Minimal Modifier Example#

This is the minimal working version of a BloArk Modifier. This script is intended to modify the warehouses built by the Builder. For example, you can use this script to modify the warehouses into a format that is more suitable for your further analysis.

Python script#

Putting this script in the same directory as the bash script is recommended. This script will be executed by the bash script. For example, we name this script as blocks_1_modifier.py.

import logging
import bloark


# Define a modifier profile.
class PTFModifier(bloark.ModifierProfile):
    count: int = 0

    def __init__(self):
        self.count = 0

    def block(self, content: dict, metadata: dict):
        self.count += 1
        logging.debug(f'Modifier: test printout! {self.count}')
        return content, metadata


if __name__ == '__main__':
    # Create a modifier instance with 8 processes (CPUs) and INFO-level logging.
    modifier = bloark.Modifier(output_dir='./tests/output', num_proc=2, log_level=logging.INFO)
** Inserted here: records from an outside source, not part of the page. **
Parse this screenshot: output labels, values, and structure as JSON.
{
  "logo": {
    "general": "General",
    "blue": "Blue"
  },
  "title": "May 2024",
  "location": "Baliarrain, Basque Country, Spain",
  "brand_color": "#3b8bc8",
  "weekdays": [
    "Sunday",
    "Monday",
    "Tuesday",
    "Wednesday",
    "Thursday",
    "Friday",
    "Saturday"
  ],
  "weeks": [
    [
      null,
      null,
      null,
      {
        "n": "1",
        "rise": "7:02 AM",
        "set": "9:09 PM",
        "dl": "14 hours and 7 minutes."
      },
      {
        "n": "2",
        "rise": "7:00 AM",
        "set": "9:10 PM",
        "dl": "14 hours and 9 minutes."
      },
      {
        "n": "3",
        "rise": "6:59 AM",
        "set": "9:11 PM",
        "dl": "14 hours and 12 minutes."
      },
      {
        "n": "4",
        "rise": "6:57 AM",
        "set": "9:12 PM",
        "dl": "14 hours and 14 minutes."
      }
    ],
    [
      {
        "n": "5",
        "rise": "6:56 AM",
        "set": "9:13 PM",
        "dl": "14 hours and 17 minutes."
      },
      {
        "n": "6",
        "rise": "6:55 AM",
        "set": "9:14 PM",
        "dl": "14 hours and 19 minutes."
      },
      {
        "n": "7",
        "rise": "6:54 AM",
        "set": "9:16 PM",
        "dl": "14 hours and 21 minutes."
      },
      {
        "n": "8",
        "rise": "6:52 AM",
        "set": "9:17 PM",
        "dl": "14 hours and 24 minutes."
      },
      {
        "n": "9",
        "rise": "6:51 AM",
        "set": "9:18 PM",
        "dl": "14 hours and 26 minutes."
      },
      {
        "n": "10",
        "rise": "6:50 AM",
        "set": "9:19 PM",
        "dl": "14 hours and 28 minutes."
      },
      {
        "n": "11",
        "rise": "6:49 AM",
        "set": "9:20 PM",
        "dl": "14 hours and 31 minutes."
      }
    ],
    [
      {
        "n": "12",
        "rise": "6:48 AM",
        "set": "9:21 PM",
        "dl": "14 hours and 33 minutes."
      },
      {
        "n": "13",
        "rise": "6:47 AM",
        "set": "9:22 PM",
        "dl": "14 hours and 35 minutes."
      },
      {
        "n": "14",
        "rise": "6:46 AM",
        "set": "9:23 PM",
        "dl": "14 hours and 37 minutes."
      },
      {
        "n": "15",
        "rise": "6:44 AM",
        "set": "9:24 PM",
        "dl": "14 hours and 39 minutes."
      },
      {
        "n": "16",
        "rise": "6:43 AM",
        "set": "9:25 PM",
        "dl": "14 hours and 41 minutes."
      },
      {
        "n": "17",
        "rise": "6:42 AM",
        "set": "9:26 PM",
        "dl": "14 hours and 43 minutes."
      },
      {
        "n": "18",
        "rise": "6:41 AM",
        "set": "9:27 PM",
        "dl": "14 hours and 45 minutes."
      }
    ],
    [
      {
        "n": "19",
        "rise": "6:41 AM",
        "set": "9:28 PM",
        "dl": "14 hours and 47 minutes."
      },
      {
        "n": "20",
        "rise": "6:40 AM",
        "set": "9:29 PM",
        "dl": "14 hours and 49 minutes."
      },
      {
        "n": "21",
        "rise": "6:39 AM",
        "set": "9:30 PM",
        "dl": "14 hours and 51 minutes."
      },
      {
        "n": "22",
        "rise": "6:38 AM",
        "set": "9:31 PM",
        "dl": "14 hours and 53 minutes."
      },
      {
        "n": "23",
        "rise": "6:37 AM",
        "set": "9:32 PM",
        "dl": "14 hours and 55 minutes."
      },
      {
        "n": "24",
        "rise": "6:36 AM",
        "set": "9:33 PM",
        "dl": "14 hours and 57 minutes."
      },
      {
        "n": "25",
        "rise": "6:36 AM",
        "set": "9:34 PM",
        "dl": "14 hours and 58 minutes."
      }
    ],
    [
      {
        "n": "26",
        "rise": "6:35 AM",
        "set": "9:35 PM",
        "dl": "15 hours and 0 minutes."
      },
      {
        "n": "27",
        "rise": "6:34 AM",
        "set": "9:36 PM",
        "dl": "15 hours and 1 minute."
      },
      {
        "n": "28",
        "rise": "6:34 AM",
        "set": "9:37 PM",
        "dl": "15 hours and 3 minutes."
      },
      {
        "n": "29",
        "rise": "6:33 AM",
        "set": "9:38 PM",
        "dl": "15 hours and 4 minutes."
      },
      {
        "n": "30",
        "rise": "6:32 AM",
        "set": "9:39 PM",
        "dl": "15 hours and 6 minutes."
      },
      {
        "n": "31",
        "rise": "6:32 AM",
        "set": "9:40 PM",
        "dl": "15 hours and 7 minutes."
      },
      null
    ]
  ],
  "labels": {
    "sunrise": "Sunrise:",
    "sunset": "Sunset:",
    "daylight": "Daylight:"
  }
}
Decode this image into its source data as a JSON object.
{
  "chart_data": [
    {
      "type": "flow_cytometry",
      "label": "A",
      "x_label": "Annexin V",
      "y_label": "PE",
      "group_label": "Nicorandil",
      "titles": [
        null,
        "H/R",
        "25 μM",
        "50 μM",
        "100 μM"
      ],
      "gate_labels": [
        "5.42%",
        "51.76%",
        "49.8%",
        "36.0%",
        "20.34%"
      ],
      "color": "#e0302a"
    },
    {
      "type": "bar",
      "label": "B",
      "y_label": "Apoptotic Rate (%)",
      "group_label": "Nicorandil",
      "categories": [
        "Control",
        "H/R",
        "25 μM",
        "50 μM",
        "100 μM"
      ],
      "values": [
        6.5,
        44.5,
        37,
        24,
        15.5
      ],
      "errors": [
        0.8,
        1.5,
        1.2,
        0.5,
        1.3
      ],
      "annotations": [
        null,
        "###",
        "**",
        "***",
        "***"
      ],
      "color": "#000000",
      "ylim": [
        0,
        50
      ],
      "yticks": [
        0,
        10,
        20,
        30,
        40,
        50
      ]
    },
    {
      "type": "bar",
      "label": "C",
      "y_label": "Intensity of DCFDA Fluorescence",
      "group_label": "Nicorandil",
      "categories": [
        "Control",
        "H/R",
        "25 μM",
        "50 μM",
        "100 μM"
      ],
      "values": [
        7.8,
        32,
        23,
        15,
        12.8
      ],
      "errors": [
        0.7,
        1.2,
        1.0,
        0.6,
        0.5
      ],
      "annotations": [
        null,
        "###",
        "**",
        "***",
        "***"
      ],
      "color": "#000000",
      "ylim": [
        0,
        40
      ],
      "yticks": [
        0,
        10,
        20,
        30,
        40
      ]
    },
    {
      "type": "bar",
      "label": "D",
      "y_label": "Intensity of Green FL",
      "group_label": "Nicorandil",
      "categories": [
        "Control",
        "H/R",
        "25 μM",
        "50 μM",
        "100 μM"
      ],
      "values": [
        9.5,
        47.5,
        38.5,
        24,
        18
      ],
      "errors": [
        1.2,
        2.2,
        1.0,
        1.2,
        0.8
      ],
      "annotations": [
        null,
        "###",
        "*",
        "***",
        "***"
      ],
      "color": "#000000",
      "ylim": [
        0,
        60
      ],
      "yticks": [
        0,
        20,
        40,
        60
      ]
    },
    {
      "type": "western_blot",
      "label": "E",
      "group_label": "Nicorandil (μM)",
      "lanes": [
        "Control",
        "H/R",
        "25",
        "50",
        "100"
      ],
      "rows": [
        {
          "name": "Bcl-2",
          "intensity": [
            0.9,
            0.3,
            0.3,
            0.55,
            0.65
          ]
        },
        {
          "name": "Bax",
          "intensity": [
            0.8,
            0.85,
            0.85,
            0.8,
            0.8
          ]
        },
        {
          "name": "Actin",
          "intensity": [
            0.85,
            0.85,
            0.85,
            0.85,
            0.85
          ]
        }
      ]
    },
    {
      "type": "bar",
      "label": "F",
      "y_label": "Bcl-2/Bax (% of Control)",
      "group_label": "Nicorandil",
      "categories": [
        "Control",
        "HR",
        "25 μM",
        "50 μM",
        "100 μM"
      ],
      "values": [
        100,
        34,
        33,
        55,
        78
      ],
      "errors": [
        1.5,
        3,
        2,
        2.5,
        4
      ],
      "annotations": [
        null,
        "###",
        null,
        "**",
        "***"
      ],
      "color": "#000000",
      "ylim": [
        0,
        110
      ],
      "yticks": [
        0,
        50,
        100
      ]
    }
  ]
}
    # Preload all files from the input directory (original warehouses).
    modifier.preload('./tests/sample_data/sample_warehouses')

    # Add the modifier profile to the modifier instance.
    modifier.add_profile(PTFModifier())

    # Start modifying the warehouses (this command will take a long time).
    modifier.start()

Bash script#

Note

Check cluster requirements for more details about cluster environment setup.

This is an example bash script that will be used by sbatch to submit the job to a cluster. Put the following script in the same directory as the Python script. For example, we name this script as blocks_1_modifier.sh.

#!/bin/bash

#SBATCH --job-name=blocks_1
#SBATCH --partition=longq
#SBATCH --ntasks=1
#SBATCH --cpus-per-task=8
#SBATCH --time=14-00:00
#SBATCH --mem-per-cpu=6000
#SBATCH --output=log_%j.out
#SBATCH --error=log_%j.error

python blocks_1_modifier.py

After activating the correct conda environment (having correct terminal prefix like (an_environment_with_bloark) if you are using conda), you can simply submit the job by executing the following command in the same directory as the bash script:

sbatch blocks_1_modifier.sh